You can also use the input/output functions directly:

parinferTest.parseInput(inputText, extras); // returns {text, options}
parinferTest.parseOutput(inputText, extras); // returns result

parinferTest.printOutput(result, extras);   // returns string

// `result` is returned by main indentMode or parenMode functions

Development

Code: parinfer.js is implemented in ECMAScript 5 for easy speed and portability. Also:

Documentation: Code is documented in code.md.

Performance: To run a performance stress test:

node test/perf.js

Testing: See test/cases/ directory for testing details. Or just run the following:

npm install
npm test

A stable core for editor plugins

Want to use Parinfer on a team? Introduce Parlinter as your project's linter!

The behavior and implementation of the Parinfer library is stable and canonicalized. To allow different editors to use it, we have ported the implementation to the languages required by the plugin APIs of most major text editors. All language ports pass the same comprehensive test suite to help ensure consistent behavior.

implemented in link relevant editor
JavaScript parinfer.js (here) Atom, VSCode, LightTable
Rust parinfer-rust Vim
Python parinfer.py Sublime Text
Kotlin (JVM) parinfer-jvm Cursive IDE, Nightcode
Emacs Lisp parinfer-elisp Emacs
Vim Script parinfer-viml Vim
Lua parinfer-lua TextAdept

Status Update 2019 (Smart Mode)

Smart Mode (available in [demo]) was an experiment to eliminate switching between Indent Mode and Paren Mode—by looking at a change and determining whether to run Indent Mode or Paren Mode. It is well tested and worked great in our sandboxes, but we found that the majority of editor APIs do not allow us to integrate Smart Mode's rules safely.

For example, if we don't catch a search/replace change in multiple locations of your document, but we infer from the next typing operation that we should run Indent Mode, then Smart Mode will make its decision without knowing the previous search/replace operation took place—thereby breaking its promise of choosing the best mode, and unsafely modifying your code.

The larger problem is that Smart Mode requires the synchronous interception of every type of change coming from the editor. It must decide the right thing to do for input changes at single/multiple cursors, search/replace, copy/paste, advanced macro operations, buffer refreshes from changes on disk, and maybe some others we haven't thought of yet. The interface for receiving these kinds of changes from the editor are not consistent—they either come in asynchronously or sychronously or not at all. This forces us to resort to computing diffs, a lossy mapping from changes to patches.

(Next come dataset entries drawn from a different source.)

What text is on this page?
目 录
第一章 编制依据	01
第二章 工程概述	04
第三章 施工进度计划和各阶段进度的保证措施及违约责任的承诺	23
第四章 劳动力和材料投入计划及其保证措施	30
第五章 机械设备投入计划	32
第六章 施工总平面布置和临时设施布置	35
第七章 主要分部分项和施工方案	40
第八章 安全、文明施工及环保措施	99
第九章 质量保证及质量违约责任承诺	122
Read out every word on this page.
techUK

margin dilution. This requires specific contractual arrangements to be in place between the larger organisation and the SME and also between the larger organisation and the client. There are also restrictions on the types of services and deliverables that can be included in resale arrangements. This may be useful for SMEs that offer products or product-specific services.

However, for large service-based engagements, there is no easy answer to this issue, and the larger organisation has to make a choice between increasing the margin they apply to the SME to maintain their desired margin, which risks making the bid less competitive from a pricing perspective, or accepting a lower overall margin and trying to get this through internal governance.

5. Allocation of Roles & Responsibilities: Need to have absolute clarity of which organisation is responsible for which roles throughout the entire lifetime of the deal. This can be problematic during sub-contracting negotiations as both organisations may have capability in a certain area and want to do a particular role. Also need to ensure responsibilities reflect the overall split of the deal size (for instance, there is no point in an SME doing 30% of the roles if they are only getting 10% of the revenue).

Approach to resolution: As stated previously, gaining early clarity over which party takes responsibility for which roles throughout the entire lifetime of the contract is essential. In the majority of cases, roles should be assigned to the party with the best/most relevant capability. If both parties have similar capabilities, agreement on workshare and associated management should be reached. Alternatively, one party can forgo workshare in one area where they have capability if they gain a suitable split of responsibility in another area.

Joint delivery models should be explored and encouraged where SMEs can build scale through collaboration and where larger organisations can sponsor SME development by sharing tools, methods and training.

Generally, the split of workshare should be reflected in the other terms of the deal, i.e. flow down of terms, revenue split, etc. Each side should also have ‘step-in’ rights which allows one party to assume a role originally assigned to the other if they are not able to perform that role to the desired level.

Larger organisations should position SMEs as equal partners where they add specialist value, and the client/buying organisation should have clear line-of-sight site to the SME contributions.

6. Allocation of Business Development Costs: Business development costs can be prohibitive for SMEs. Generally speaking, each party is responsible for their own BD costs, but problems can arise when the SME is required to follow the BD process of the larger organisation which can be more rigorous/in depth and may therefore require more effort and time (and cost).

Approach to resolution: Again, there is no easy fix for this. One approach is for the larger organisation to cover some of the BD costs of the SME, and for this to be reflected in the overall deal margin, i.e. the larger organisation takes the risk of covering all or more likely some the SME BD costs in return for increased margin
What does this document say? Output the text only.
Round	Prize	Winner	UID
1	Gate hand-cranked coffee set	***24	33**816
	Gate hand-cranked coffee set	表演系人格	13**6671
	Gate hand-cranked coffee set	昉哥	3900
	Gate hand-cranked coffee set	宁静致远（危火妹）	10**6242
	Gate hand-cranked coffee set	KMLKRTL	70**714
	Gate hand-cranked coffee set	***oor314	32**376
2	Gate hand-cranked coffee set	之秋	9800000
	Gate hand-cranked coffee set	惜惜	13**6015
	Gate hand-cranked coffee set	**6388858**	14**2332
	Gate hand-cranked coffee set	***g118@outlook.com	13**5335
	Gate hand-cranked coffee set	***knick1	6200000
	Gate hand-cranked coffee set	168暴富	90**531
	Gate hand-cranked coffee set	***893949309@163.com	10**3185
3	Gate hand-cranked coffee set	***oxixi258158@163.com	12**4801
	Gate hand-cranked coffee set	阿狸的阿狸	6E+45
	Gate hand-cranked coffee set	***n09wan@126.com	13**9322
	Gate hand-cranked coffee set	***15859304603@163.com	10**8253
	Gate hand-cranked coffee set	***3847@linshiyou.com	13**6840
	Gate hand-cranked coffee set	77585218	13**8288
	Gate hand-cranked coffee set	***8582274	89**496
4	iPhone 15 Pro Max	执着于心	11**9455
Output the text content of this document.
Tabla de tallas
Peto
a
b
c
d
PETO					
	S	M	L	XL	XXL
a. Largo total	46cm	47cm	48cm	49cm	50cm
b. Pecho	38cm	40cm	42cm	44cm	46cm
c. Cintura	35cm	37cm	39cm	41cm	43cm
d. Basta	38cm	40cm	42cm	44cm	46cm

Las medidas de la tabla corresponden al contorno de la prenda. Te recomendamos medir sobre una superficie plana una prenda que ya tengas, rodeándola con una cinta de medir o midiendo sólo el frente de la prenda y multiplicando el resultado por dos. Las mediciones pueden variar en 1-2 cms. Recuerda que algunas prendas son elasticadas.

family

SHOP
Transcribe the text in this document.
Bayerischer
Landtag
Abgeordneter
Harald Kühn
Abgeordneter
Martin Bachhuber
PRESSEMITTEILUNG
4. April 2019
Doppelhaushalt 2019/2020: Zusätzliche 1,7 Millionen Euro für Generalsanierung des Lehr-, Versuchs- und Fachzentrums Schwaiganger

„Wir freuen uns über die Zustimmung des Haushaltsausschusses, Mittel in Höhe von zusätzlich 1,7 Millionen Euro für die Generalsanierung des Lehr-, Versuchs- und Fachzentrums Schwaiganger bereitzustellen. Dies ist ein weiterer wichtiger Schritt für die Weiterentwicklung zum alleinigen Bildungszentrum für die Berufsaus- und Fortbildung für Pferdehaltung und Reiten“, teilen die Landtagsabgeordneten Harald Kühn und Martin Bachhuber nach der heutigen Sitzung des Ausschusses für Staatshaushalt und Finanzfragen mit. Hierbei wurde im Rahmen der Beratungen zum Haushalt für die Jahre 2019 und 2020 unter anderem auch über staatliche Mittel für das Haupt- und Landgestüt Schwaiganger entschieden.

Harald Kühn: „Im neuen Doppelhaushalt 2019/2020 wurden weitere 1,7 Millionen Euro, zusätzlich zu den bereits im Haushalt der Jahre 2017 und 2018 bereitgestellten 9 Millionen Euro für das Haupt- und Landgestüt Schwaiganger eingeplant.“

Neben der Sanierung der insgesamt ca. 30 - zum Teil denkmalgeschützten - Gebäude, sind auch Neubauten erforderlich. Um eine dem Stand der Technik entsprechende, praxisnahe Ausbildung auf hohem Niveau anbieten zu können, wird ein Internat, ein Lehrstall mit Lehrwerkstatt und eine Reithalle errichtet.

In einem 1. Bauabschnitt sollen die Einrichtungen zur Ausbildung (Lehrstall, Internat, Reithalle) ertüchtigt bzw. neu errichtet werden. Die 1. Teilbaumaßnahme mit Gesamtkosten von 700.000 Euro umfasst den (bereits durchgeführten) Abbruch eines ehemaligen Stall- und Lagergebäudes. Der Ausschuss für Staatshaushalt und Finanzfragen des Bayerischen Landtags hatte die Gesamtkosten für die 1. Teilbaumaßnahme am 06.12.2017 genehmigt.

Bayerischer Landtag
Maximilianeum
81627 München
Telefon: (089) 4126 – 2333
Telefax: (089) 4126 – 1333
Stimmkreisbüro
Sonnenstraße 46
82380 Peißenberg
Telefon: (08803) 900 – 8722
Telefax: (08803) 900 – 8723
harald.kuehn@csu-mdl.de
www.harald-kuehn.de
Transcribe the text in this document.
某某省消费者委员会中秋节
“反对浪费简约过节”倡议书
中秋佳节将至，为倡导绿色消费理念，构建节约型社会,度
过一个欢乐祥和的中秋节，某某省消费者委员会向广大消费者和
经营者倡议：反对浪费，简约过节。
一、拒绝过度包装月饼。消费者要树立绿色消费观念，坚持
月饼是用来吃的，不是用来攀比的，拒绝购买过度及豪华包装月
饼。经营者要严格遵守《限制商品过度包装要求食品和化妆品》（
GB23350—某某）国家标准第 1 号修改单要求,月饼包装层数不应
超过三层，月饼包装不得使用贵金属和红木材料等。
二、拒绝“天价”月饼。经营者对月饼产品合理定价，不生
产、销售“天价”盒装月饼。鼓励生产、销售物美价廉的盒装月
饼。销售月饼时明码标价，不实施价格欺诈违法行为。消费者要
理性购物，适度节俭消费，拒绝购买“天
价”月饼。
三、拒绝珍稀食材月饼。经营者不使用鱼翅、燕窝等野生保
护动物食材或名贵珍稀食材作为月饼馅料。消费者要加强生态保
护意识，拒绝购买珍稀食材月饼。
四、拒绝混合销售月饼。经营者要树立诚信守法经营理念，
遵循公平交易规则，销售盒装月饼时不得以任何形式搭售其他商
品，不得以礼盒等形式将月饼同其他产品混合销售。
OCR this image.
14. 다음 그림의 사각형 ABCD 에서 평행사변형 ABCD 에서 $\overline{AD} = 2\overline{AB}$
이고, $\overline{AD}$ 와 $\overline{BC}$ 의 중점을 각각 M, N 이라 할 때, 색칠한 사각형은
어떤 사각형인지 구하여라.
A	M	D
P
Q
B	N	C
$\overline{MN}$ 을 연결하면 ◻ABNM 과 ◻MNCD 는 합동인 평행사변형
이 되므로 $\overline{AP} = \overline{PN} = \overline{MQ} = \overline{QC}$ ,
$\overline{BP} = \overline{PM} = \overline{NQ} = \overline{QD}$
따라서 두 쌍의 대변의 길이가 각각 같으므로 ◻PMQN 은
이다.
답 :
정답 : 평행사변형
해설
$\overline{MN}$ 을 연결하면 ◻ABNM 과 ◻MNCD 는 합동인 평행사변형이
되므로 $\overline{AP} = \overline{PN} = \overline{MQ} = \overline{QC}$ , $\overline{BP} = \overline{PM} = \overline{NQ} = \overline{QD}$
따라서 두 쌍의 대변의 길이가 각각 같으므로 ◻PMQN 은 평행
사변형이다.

We have made separate attempts to implement Smart Mode in Cursive, Vim, Atom, and Emacs through some wrangling that made integration very difficult and delicate, and ultimately incomplete. Editors simply are not yet designed to allow an ideal version of Parinfer to exist—probably because nothing like Parinfer has demanded them before. The practicality of requesting these (likely non-trivial) changes on the editor is to be determined.